Busalla. Sollecitati dal Coordinamento Comunale dei Giovani del Pdl di Busalla, guidato da Giacomo De Andrea, i consiglieri regionali del Pdl Rosso, Bagnasco e Garibaldi hanno presentato un’interrogazione urgente in Regione per chiedere alla giunta di dotare il territorio, vista la chiusura dell’Ospedale Frugone, di un ambulatorio medico che possa garantire un servizio di assistenza sanitaria ai residenti 24 ore al giorno.

“Sarebbe una bella ipotesi quella di prevedere, insieme all’apertura della RSA, anche quella di un ambulatorio medico con un punto di primo intervento”, dichiarano i tre esponenti del Popolo della Libertà.

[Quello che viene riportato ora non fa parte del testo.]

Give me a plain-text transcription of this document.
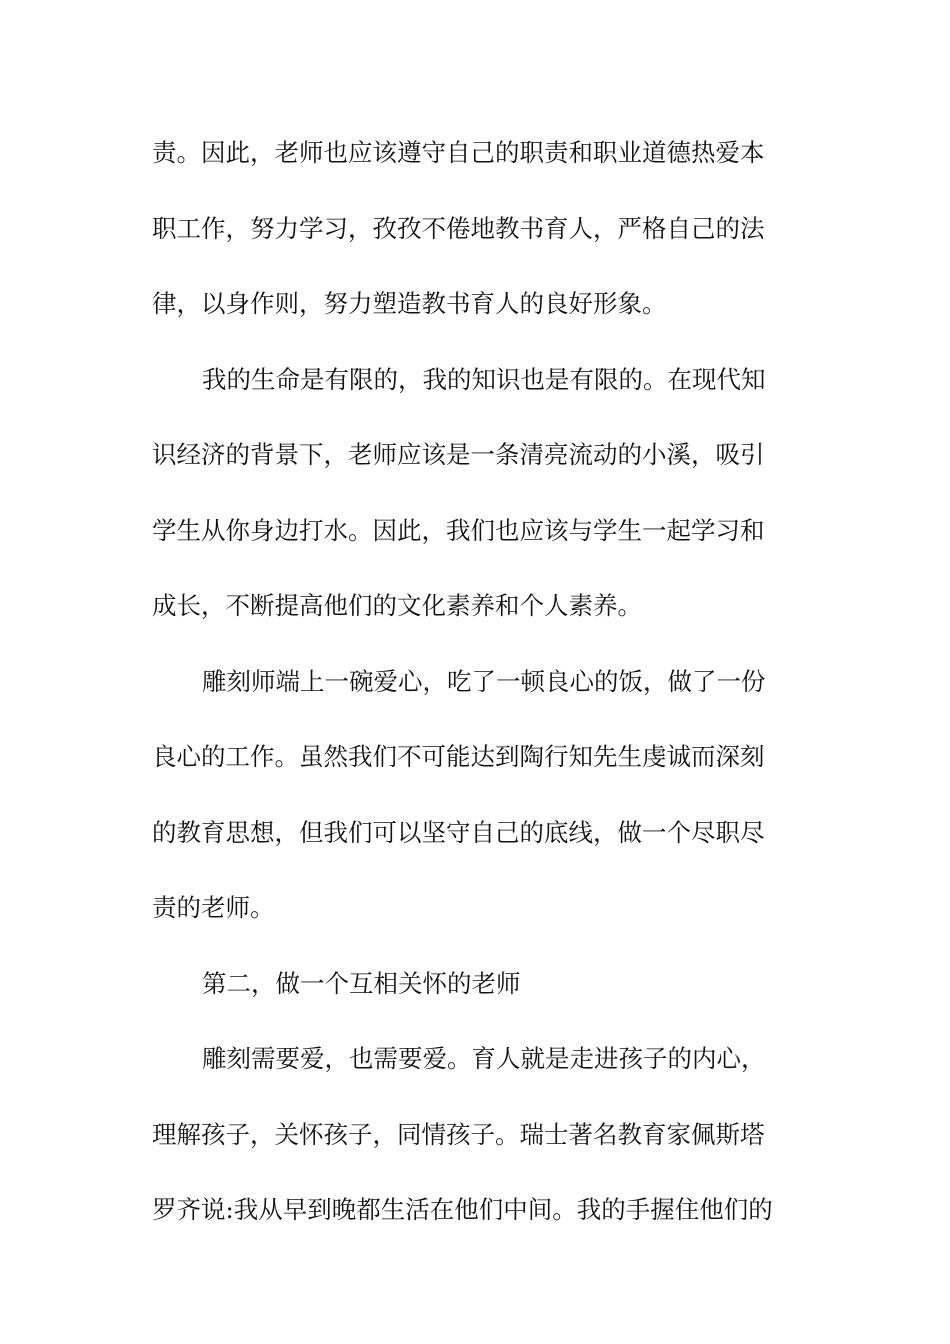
责。因此，老师也应该遵守自己的职责和职业道德热爱本
职工作，努力学习，孜孜不倦地教书育人，严格自己的法
律，以身作则，努力塑造教书育人的良好形象。
我的生命是有限的，我的知识也是有限的。在现代知
识经济的背景下，老师应该是一条清亮流动的小溪，吸引
学生从你身边打水。因此，我们也应该与学生一起学习和
成长，不断提高他们的文化素养和个人素养。
雕刻师端上一碗爱心，吃了一顿良心的饭，做了一份
良心的工作。虽然我们不可能达到陶行知先生虔诚而深刻
的教育思想，但我们可以坚守自己的底线，做一个尽职尽
责的老师。
第二，做一个互相关怀的老师
雕刻需要爱，也需要爱。育人就是走进孩子的内心，
理解孩子，关怀孩子，同情孩子。瑞士著名教育家佩斯塔
罗齐说:我从早到晚都生活在他们中间。我的手握住他们的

“I cittadini sono molto preoccupati – fanno presente i consiglieri regionali del centro destra – Come bene ci è stato fatto presente dal Coordinatore dei Giovani di Busalla De Andrea anche sulla vicenda della RSA vi sono alcuni timori relativamente all’apertura del centro, più che altro sui tempi dei lavori di riconsegna della struttura a seguito della ristrutturazione che si sta effettuando sull’immobile sede dell’ex ospedale”.

Il coordinatore comunale dei Giovani del Pdl di Busalla Giacomo De Andrea invece sottolinea: “l’automedica di cui si è parlato nell’Odg approvato all’unanimità dal Consiglio regionale deve essere di supporto ad un ambulatorio fisso e collocato in un sistema sanitario adeguato per le esigenze della valle”.

Rosso, Bagnasco e Garibaldi infatti ricordano che a febbraio l’assessore Montaldo prendendo parte ad un incontro aveva dichiarato che in primavera la RSA sarebbe stata operativa “ purtroppo invece le voci che circolano parrebbero non così positive”.

“Non possiamo non rispondere alle esigenze del territorio: devono essere garantite le adeguate condizioni di assistenza sanitaria ad un comprensorio come la Valle Scrivia che ricomprende un bacino di popolazione evidentemente assai ampio. Una vallata che conta oltre 25 mila abitanti deve necessariamente avere un ambulatorio ed un punto di primo intervento”, concludono i tre rappresentanti regionali del Pdl.